"Building and engineering is actually a form of composing."
Dominic Coles
If you could hop into a time machine and transport yourself forward to a 23rd-century concert hall, what music would you hear -- and what would the instruments look like? From a classroom at Yale University, WNPR explored one possible future musical timeline.
Our journey to the future begins with something rooted very firmly in today: YouTube.
"Someone mentioned that it was possible to sing multiple notes, then I looked it up online and was hooked ever since," said Alexander Dubovoy, a senior at Yale studying history.
He's part of a class -- bringing students from STEM and the humanities together -- called Musical Acoustics and Instrument Design.
Dubovoy’s "YouTube fascination" was throat singing, a technique where a performer uses the resonances of the mouth and throat essentially to sing multiple pitches at once. It’s hard to do -- especially, Dubovoy said, without a teacher.
So in a lab here at Yale, he’s engineered it. Students learn how instruments create sound, and use hand tools and laser cutters ultimately to design and make their own.
Dubovoy’s instrument does something he calls hand singing. It’s essentially an accelerometer -- the thing inside your cell phone that senses directional changes -- that he re-coded to play and manipulate samples of throat singers on his computer.
As he held it up, he moved his hand -- and it sang.
Dubovoy’s music comes through computer speakers, but surrounding him are students working on an orchestra of instruments seemingly pulled from the imaginations of Isaac Asimov or Dr. Seuss.
Nearby was a deep “drone drum” capped at the top with a banjo. Its neck was blanketed on both sides with strings, which sophomore Jack Lawrence pounded and plucked. Nearby another student, Bobby Berry, fussed over an array of wine glasses he rigged onto turntables -- creating a kind of automated glass harp.
Tucked away in a corner was a large array of PVC tubes. Senior Alessandra Roubini said they’re designed to control and manipulate a sound often avoided by musicians: feedback.
KonradKaczmarek, one of the instructors, said from a creative side, the class is very interesting to teach.
Because, he said, for college-level music classes, "the focus is often on harmony -- theory.
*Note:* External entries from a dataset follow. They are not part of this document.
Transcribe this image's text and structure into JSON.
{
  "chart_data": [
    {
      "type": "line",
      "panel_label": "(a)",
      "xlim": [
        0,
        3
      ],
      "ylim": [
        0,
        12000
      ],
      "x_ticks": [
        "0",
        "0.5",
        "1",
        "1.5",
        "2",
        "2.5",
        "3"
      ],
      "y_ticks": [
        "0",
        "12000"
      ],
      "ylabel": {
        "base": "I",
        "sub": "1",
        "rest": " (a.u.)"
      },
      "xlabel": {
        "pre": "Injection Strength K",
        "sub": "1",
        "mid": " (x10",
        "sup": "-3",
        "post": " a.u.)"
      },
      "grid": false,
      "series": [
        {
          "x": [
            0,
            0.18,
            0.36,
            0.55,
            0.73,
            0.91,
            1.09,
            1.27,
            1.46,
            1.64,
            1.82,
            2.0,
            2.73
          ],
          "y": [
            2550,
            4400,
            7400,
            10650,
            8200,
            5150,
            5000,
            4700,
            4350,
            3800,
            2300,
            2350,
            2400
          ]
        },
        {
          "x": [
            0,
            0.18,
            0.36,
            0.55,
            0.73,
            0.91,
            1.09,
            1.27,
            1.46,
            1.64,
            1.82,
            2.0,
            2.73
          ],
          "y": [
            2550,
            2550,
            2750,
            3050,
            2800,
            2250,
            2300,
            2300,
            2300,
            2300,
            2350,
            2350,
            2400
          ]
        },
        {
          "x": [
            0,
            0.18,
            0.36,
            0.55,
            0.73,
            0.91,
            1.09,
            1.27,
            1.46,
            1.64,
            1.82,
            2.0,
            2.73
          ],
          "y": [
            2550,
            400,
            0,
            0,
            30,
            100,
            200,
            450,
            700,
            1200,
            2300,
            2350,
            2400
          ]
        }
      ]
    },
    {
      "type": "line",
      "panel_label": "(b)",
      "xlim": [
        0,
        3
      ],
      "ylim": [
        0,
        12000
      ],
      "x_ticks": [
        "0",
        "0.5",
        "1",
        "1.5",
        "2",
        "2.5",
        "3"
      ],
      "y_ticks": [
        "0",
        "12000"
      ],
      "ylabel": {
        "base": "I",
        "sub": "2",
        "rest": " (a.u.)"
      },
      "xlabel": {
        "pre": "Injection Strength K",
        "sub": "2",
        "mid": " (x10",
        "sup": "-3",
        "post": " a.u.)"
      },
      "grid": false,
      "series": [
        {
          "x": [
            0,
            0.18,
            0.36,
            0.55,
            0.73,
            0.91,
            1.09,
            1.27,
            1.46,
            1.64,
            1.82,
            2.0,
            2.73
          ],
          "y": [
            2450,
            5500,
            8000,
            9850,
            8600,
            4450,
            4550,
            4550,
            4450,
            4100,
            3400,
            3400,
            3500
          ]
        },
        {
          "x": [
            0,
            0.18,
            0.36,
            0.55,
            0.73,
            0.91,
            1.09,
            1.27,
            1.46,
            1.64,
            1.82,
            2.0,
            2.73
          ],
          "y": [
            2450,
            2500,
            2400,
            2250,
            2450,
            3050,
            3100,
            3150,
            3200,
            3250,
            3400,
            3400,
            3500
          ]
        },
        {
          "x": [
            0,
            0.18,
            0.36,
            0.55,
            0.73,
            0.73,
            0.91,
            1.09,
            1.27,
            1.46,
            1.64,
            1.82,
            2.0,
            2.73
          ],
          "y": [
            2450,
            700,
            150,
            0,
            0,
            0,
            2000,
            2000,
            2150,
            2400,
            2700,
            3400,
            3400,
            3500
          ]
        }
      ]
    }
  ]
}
What are the notes you’re playing?" he said. "Whereas with this, you get to take a broader step back -- and say, you know, I don’t even care what pitch it’s going to generate -- I’m just interested in the sound. Is it going to be noisy? Is it a harmonic type of sound?"
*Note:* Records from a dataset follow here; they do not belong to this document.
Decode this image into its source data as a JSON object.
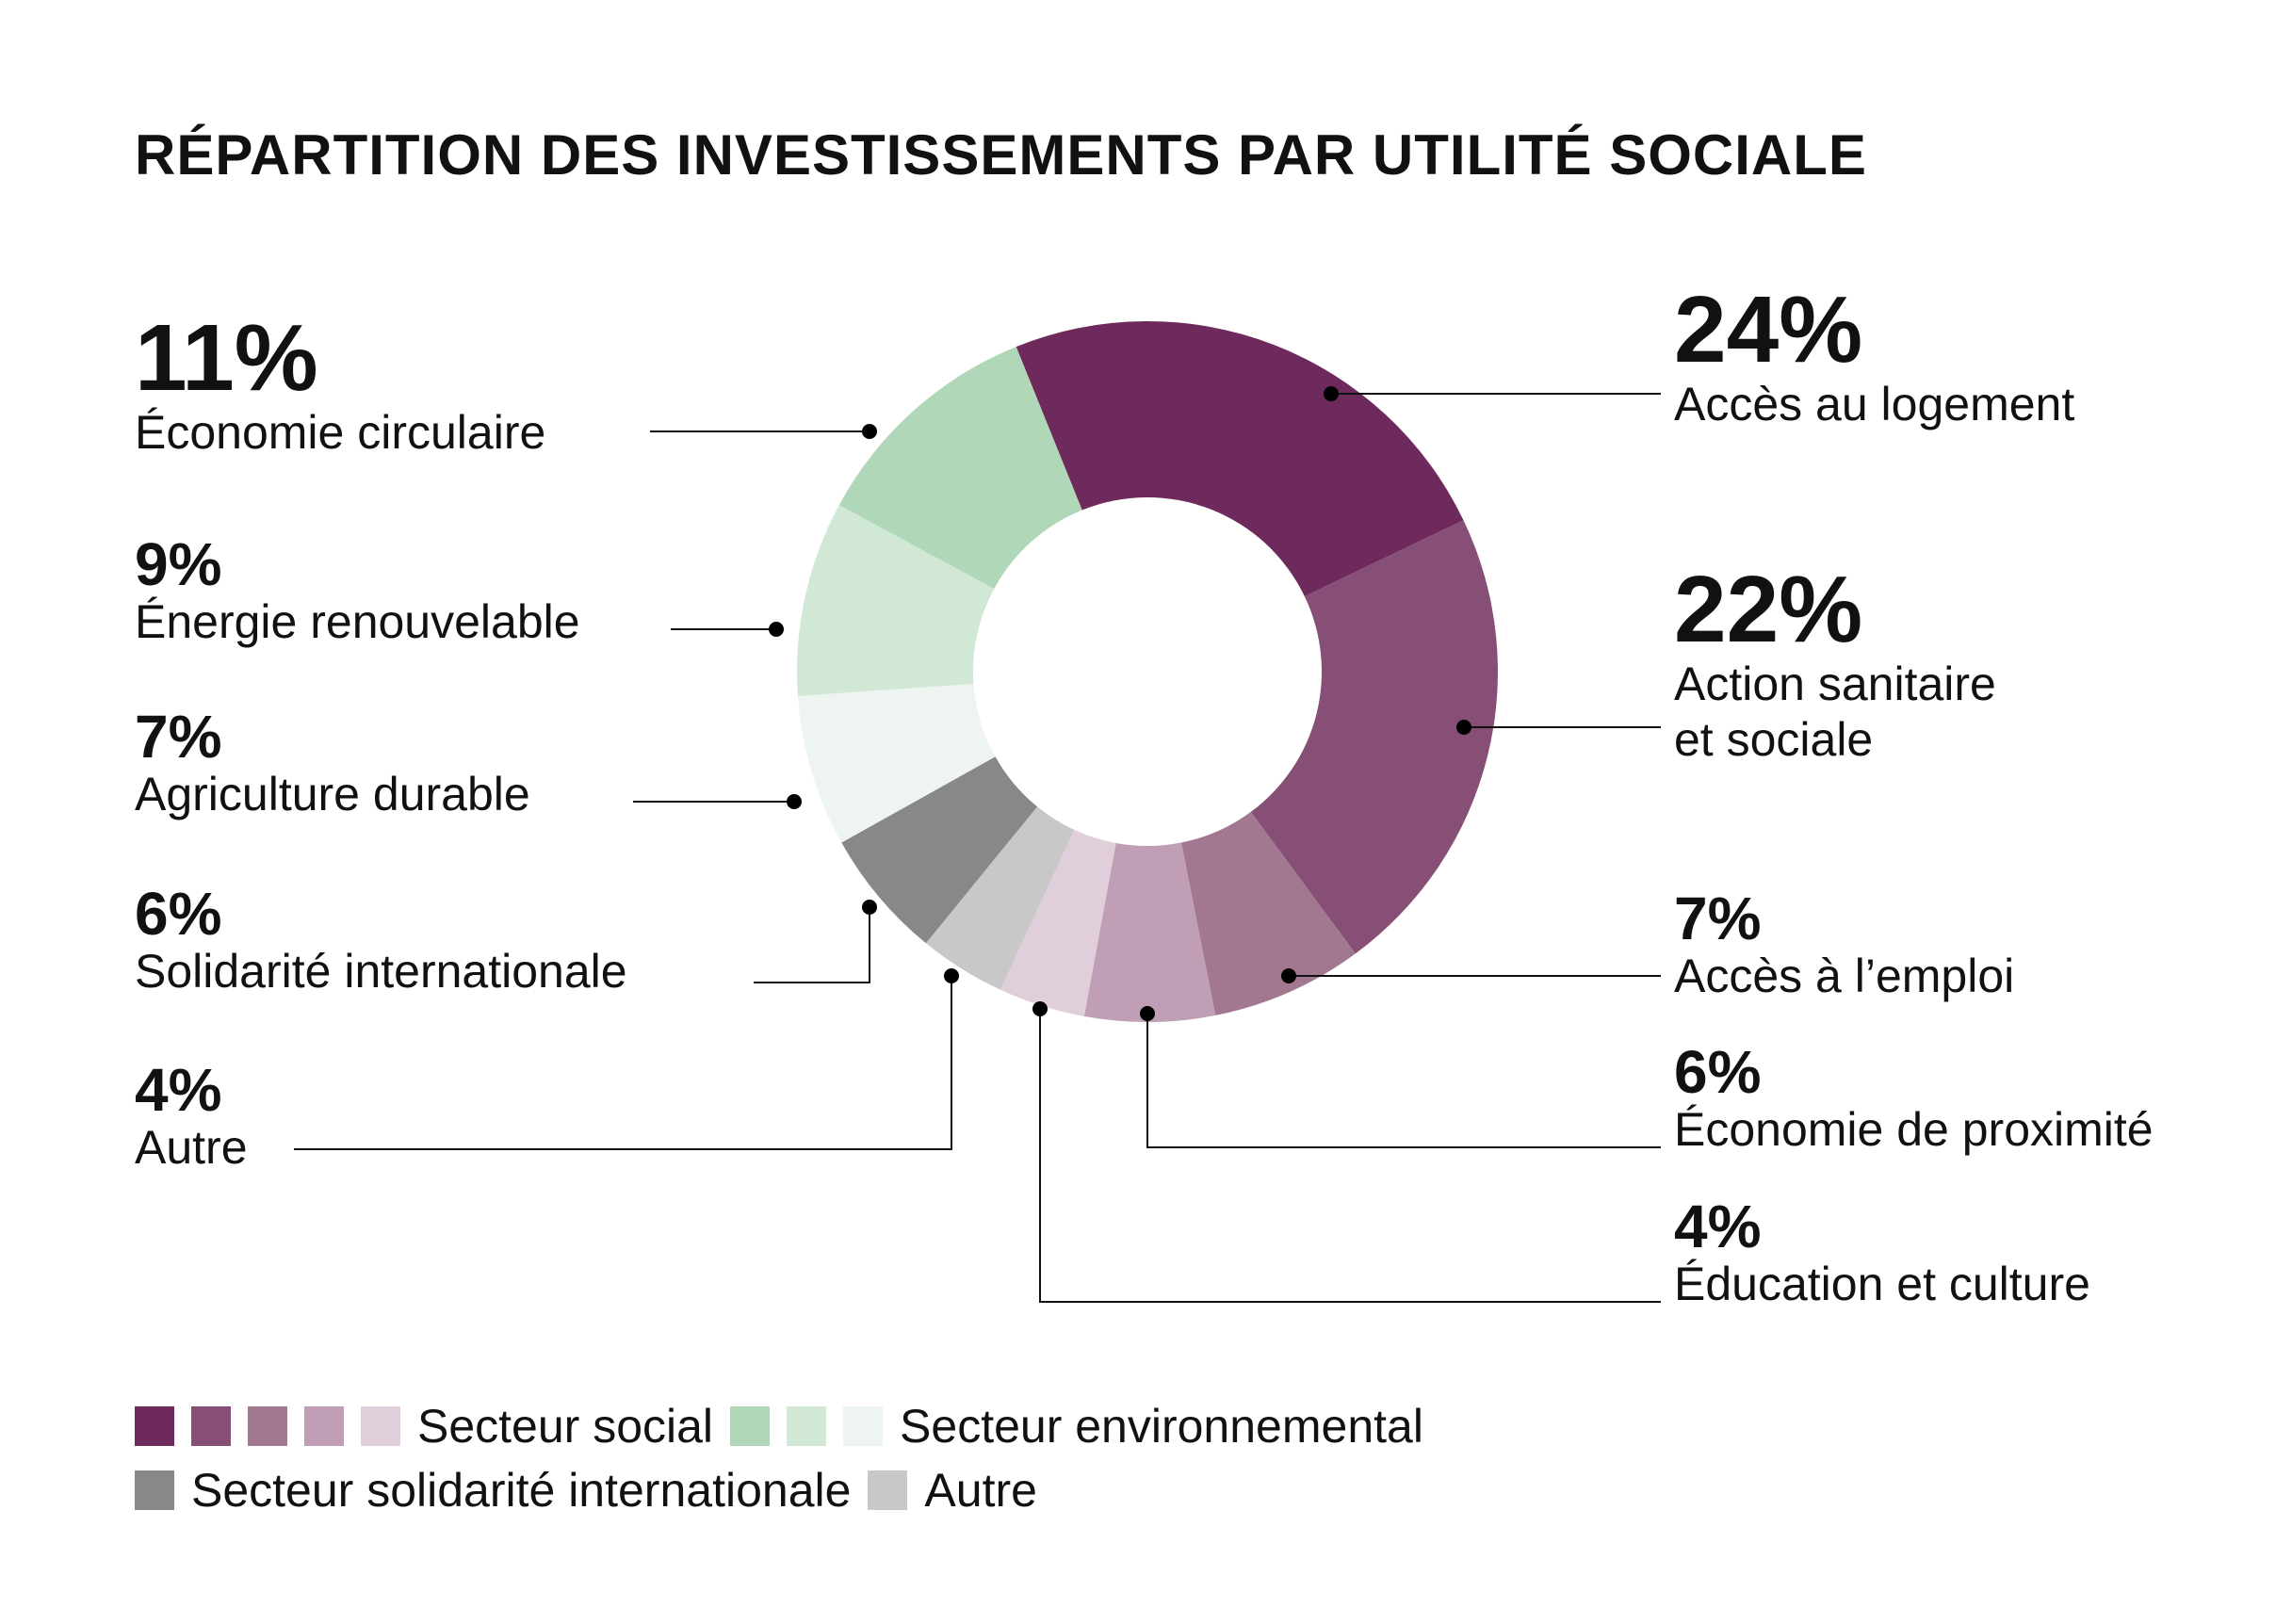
{
  "chart_data": {
    "type": "donut",
    "title": "RÉPARTITION DES INVESTISSEMENTS PAR UTILITÉ SOCIALE",
    "slices": [
      {
        "pct": "24%",
        "label": [
          "Accès au logement"
        ],
        "value": 24,
        "color": "#6e2a5c"
      },
      {
        "pct": "22%",
        "label": [
          "Action sanitaire",
          "et sociale"
        ],
        "value": 22,
        "color": "#874f76"
      },
      {
        "pct": "7%",
        "label": [
          "Accès à l’emploi"
        ],
        "value": 7,
        "color": "#a27890"
      },
      {
        "pct": "6%",
        "label": [
          "Économie de proximité"
        ],
        "value": 6,
        "color": "#c09eb5"
      },
      {
        "pct": "4%",
        "label": [
          "Éducation et culture"
        ],
        "value": 4,
        "color": "#e0cfdb"
      },
      {
        "pct": "4%",
        "label": [
          "Autre"
        ],
        "value": 4,
        "color": "#c8c8c8"
      },
      {
        "pct": "6%",
        "label": [
          "Solidarité internationale"
        ],
        "value": 6,
        "color": "#888888"
      },
      {
        "pct": "7%",
        "label": [
          "Agriculture durable"
        ],
        "value": 7,
        "color": "#eef5f0"
      },
      {
        "pct": "9%",
        "label": [
          "Énergie renouvelable"
        ],
        "value": 9,
        "color": "#d2e8d6"
      },
      {
        "pct": "11%",
        "label": [
          "Économie circulaire"
        ],
        "value": 11,
        "color": "#b0d7b7"
      }
    ],
    "legend": [
      {
        "label": "Secteur social",
        "colors": [
          "#6e2a5c",
          "#874f76",
          "#a27890",
          "#c09eb5",
          "#e0cfdb"
        ]
      },
      {
        "label": "Secteur environnemental",
        "colors": [
          "#b0d7b7",
          "#d2e8d6",
          "#eef5f0"
        ]
      },
      {
        "label": "Secteur solidarité internationale",
        "colors": [
          "#888888"
        ]
      },
      {
        "label": "Autre",
        "colors": [
          "#c8c8c8"
        ]
      }
    ]
  }
}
Senior Dominic Coles said designing his own instrument with that approach in mind -- expanded his view of musical composition.
"I used to think that what composing was -- was you working in your room with a piano or an instrument, with pencil and paper - writing out notes," Coles said. "But I think … building and engineering is actually a form of composing."
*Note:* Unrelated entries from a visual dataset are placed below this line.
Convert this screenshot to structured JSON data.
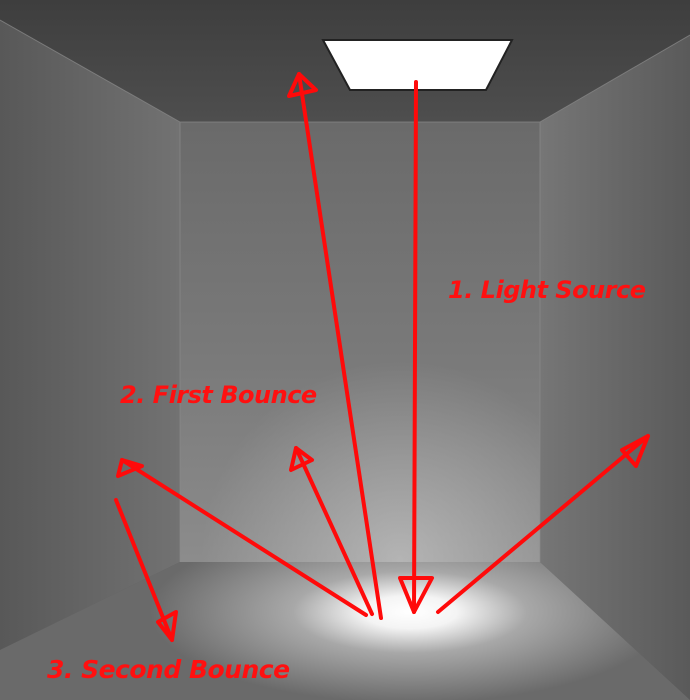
{
  "labels": {
    "light_source": "1. Light Source",
    "first_bounce": "2. First Bounce",
    "second_bounce": "3. Second Bounce"
  },
  "colors": {
    "arrow": "#ff0a0a",
    "label": "#ff1010",
    "ceiling": "#484848",
    "back_wall": "#7a7a7a",
    "side_wall": "#6a6a6a",
    "floor": "#6e6e6e",
    "light_panel": "#ffffff"
  }
}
For his project, Coles built a resonating box, but instead of attaching strings to it, he affixed three motors, running them at different rates to produce different pitches.
To his right was freshman Emil Ernström, who manipulated a wooden wheel he covered in rosin against three strings. The pair played a duet.
Ernström said their piece is less about notes, and more about improvised sound --- the color shift from darker, lower notes -- to higher, brighter ones.
Then there’s another instrument, whose creator, junior Eli Brown, said sounds somewhere between a steel drum and a kora. It also would fit perfectly on the cover of a 1950s pulp science fiction magazine.
The gizmo looks like a ray gun. Twenty-four strings run through a stainless steel metal hemisphere and are connected in the middle to a PVC pipe. As Brown bowed and plucked it, the sound was other-worldly.
Like most students in the class, Brown said getting the instrument up and running was a challenge. But he was having fun messing with the tunings and improvising on it. He said he normally plays trumpet and jazz. While this instrument is nothing like that, its twangy vibrations could provide a glimpse into the future of 23rd-century -- let's call it -- "space jazz."